The SNP with the lowest p-value (but not statistically significant after adjustment for multiple testing) associated with general cognitive function at baseline was rs2782653 (p-value = 2 × 10−4, beta = −0.16) located at chr:bp 1:43950265. The C allele was associated with a lower general cognitive function at baseline, which was similar to the effect found in the Davies and Lam study. Rs2782653 was previously found to be associated with lower attained education level in the UK Biobank [43, 44]. A sensitivity analysis, in which we adjusted for education level, did not change our results.

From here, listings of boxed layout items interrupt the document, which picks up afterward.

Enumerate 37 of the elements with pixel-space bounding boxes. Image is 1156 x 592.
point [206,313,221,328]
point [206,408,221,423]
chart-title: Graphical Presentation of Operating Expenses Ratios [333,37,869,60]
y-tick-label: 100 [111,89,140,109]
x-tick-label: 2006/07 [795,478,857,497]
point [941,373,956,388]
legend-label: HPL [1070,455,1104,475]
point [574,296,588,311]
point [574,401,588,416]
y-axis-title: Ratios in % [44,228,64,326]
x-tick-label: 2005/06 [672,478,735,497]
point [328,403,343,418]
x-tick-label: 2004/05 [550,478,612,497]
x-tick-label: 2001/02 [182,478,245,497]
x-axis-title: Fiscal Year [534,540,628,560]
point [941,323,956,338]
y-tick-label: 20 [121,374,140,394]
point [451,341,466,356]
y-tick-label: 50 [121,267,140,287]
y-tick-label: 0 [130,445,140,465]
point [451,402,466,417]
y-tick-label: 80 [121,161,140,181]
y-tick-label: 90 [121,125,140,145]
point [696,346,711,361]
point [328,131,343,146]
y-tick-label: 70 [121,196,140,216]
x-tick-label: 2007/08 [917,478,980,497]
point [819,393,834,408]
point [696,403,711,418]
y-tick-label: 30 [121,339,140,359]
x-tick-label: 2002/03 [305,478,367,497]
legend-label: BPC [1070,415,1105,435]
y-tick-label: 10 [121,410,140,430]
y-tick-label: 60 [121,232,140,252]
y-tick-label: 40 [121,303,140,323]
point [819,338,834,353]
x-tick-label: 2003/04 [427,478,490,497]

To verify a possible effect of selection bias in the longitudinal analyses, we studied the participation rate per APOE haplotype group for each time point and did not observe a selection bias (Supplementary Table 4). Our result for the longitudinal association between rs429358 in the APOE coding region and cognitive decline is in line with the three GWASs on cognitive decline [15,16,17]. De Jager et al. [16] identified rs4420638, another SNP at the APOE locus which is in strong LD (r2 = 0.7) with rs429358 [45]. Davies et al. [15] also found rs429358 to be significantly associated with cognitive decline. Possibly we did not find a cross-sectional association between general cognitive function and the APOE SNPs cross-sectionally because ɛ4 carriers have a higher cognitive score but also a steeper decline and consequently no large differences between the different APOE genotypes are present at middle age. An alternative explanation might very well be that cognitive decline is influenced by different mechanisms than those involved in the regulation of the level of cognitive function at a certain time point. This hypothesis is supported by our finding that the APOE locus was significantly associated with cognitive decline, but not with cognitive function at baseline. This was also found in two studies of Davies, in which the APOE locus was not associated with cognitive function [14], but was associated with cognitive decline [15]. In addition, this was confirmed in a recent study that showed that APOE ε4 status was not statistically significant associated with cognition level, but was associated with cognitive decline [46]. Another recent study showed that APOE ε4 carriers have accelerated breakdown of the blood-brain barrier (BBB) in the hippocampus and medial temporal lobe contributing to cognitive decline independent of Alzheimer’s disease pathology [47]. It could be hypothesized that APOE ε4 affects cognitive decline, but not the level of cognitive function, via breakdown of the BBB. However, early Alzheimer’s pathology, in particular amyloid plaques, could also have played a role [48,49,50]. Further, APOE protein expression levels in specific brain regions seem to add to the development of Alzheimer’s disease [51] and may therefore possibly also contribute to decline in general cognitive function.

In conclusion, we confirm that rs429358, and thereby the APOE locus, is significantly associated to general cognitive decline, but not to general cognitive function at baseline. Baseline general cognitive function could be influenced by other mechanisms than those involved in the regulation of general cognitive decline.